PLAY SORCERER 7: This Is Not An Intellectual Exercise


You might not believe me about this—at least not at first. But what I’m discussing is not an intellectual exercise for you to perform during play.

Making a story should be as visceral an experience as watching it. It’s exciting to make something. It’s compelling. You’re investing yourself in making something you want to make. There are few things cooler.

Moreover, as you make your Sorcerer story, you’ll find yourself heavily invested in the point of view of the character you are portraying. You’ll find yourself wondering how he or she would respond to different situation, deciding how far he or she will go to get something, working hard to win what must be won and discovering where you’ll draw a line for your character and let something go.

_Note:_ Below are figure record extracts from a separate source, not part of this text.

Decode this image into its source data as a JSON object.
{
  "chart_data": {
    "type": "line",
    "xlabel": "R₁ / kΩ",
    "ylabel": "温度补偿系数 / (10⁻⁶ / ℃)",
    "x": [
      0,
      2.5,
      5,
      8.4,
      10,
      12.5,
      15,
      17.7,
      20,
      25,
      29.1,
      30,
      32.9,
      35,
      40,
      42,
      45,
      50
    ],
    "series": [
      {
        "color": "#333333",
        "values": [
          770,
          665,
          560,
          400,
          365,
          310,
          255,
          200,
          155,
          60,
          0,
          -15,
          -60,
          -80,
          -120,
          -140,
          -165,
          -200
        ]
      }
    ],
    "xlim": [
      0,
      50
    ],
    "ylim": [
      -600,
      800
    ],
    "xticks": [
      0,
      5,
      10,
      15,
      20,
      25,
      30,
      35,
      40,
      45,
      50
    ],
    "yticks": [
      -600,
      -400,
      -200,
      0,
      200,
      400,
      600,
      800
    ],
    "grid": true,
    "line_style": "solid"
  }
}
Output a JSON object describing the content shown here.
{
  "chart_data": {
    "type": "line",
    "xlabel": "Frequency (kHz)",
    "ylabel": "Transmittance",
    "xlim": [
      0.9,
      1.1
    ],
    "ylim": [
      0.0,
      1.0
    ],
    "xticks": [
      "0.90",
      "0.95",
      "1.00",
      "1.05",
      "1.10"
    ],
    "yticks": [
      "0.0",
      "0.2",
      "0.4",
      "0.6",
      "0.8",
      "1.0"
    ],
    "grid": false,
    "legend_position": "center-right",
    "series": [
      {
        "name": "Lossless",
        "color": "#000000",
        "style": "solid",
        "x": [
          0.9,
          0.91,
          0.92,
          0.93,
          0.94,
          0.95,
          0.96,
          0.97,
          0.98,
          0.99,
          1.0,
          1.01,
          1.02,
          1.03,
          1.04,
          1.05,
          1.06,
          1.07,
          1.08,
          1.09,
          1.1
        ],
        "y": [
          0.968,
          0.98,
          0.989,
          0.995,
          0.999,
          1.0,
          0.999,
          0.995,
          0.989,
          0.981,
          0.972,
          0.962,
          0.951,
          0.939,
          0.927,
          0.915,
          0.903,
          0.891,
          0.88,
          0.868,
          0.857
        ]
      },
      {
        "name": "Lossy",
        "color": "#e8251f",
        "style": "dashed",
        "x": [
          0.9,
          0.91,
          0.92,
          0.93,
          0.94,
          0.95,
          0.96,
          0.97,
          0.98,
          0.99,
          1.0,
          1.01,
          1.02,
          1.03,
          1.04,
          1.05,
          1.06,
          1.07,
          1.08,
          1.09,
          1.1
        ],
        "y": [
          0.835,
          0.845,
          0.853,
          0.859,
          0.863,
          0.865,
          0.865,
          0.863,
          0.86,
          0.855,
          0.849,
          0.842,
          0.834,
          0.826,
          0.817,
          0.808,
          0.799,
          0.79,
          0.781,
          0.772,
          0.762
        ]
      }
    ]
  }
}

You’ll be moving back and forth between deeply invested in creatively representing, feeling and expressing your character’s concerns in some way and acknowledging that one creative choice you can make is more interesting to you than all the other choices. But even this decision, I have found, is always more based on what seems “right” for the emotional and visceral life of the character than any concerns for craft on my part.

The reason I’m bringing this up is not because I want you to get ready to sit back from your characters and do what is “right” to build the “best” story. That’s the furthest thing from what you should do.

No, my point is simply that I want you to be aware of it—this notion that at the core of stories are characters making decisions about all sorts of thematic, emotional, moral and ethical things. It happens in stories, and it need to happen in Sorcerer play.